Because, as Robert Brook showed on twitter earlier, you can do wonderful searches such as this one: http://hansard.millbanksystems.com/search/umbrella on umbrellas. Or on any subject of choice…

What fun!

(Am I a little bit sad?)

My response to her last point is an emphatic no, not in the slightest bit sad. Among the tweets I have marked as a favourite is this one from Lloyd:

http://twitter.com/LloydDavis/statuses/894552592

Searching Hansard should be part of the citizenship curriculum.

RSA Education Charter on learning and creativity.

Posted on 30th August 2008 by

Very occasionally I write a post for Thriving (my hat tip for this one), I’m a school governor and also a Fellow of the RSA.  The 250 year old organisation for ideas and social action is just opening its first school in Tipton in the Black Country.

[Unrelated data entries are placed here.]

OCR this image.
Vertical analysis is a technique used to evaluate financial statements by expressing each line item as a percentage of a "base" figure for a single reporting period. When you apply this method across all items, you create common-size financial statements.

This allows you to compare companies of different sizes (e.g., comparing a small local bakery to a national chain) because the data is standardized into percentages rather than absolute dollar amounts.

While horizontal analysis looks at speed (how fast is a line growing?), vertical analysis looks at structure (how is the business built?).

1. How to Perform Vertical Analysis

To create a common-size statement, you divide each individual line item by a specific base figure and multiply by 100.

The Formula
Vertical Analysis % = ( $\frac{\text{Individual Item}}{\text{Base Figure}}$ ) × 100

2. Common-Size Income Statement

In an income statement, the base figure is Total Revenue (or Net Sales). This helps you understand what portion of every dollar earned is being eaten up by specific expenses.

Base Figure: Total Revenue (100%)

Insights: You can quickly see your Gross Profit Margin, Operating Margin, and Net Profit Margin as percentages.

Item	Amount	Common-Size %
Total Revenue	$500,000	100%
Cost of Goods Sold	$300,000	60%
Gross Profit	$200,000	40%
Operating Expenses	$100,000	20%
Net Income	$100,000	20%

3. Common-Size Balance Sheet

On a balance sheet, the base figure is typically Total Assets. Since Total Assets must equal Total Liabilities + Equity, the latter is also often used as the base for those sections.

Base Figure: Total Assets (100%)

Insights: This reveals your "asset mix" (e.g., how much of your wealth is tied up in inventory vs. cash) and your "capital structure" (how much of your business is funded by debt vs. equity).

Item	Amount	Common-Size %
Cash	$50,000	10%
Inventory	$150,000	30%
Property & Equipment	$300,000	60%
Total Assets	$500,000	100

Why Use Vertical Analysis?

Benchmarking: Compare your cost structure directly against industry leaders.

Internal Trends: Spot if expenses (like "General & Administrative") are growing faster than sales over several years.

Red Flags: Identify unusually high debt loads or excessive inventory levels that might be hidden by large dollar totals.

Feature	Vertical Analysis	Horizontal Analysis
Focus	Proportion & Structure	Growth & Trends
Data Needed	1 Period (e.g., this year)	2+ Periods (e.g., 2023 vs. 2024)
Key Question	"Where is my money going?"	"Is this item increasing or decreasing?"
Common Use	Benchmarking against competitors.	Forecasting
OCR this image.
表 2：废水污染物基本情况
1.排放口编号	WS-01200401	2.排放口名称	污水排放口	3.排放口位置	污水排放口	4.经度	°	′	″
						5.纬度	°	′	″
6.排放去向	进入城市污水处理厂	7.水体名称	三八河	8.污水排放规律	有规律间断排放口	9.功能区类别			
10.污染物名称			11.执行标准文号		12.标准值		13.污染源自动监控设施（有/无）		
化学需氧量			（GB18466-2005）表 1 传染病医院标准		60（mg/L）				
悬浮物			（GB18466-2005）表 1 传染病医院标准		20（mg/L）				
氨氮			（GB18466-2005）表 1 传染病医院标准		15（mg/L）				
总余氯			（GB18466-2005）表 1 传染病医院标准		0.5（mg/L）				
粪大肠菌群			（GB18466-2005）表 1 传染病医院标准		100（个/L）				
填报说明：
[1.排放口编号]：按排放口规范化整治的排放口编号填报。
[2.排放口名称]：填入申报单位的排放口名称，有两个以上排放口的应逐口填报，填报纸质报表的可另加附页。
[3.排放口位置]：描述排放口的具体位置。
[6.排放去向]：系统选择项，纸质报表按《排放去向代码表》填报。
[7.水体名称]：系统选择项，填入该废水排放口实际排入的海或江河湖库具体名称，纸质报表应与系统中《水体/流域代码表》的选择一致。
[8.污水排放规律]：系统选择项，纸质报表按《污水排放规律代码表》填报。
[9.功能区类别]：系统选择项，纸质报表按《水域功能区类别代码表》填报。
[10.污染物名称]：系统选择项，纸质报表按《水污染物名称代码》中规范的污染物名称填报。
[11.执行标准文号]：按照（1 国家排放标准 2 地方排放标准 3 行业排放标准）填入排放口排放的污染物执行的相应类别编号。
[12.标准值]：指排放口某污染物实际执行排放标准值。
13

As I’ve written before I sometimes find myself astonished/cross by how cautious some of our major institutions are about something as important as education. So I’ve signed up to the RSA’s new educational charter (which you can do here). If you sign it this is what you’ll be supporting:

The Charter

It is the primary purpose of education to awaken a love of learning in young people, and give them the ability and desire to carry on learning throughout life. We need to recognise that education has many aims

Education must nurture creativity and capacity for independent and critical thought.

Young people should leave formal education equipped with the confidence, aptitude and skills they need for life and for work.

Education should help young people to understand how to be happy and to develop and maintain their own emotional, physical and mental well-being.

Every young person has the right to develop to their full potential

Ability comes in many forms and learners need to be supported to enjoy success no matter where their talents lie.

The educational success of learners should not depend on their background. Schools, communities and families must work together to close gaps in attainment.

The curriculum in schools and colleges should balance abstract and practical knowledge so that every learner can access high quality academic and vocational opportunities.

Education should engage the learner with exciting, relevant content and opportunities for learning through experience and by doing.

Education must be a partnership

Learners have a valuable role to play in contributing to the design of their own learning, and in shaping the way their learning environment operates.

The education of young people should be a partnership of schools, parents and the wider community in a local area.

Schools should be inclusive, creative communities which build tolerance, respect and empathy in young people.

We must trust our schools and education professionals

Every teacher should be a creative professional involved in the design of curricula and learning environments, and should be supported and developed to fulfil that role.

Every school should be different, every school innovative and we must find ways of holding them to account for their performance that rewards rather than stifles this creativity.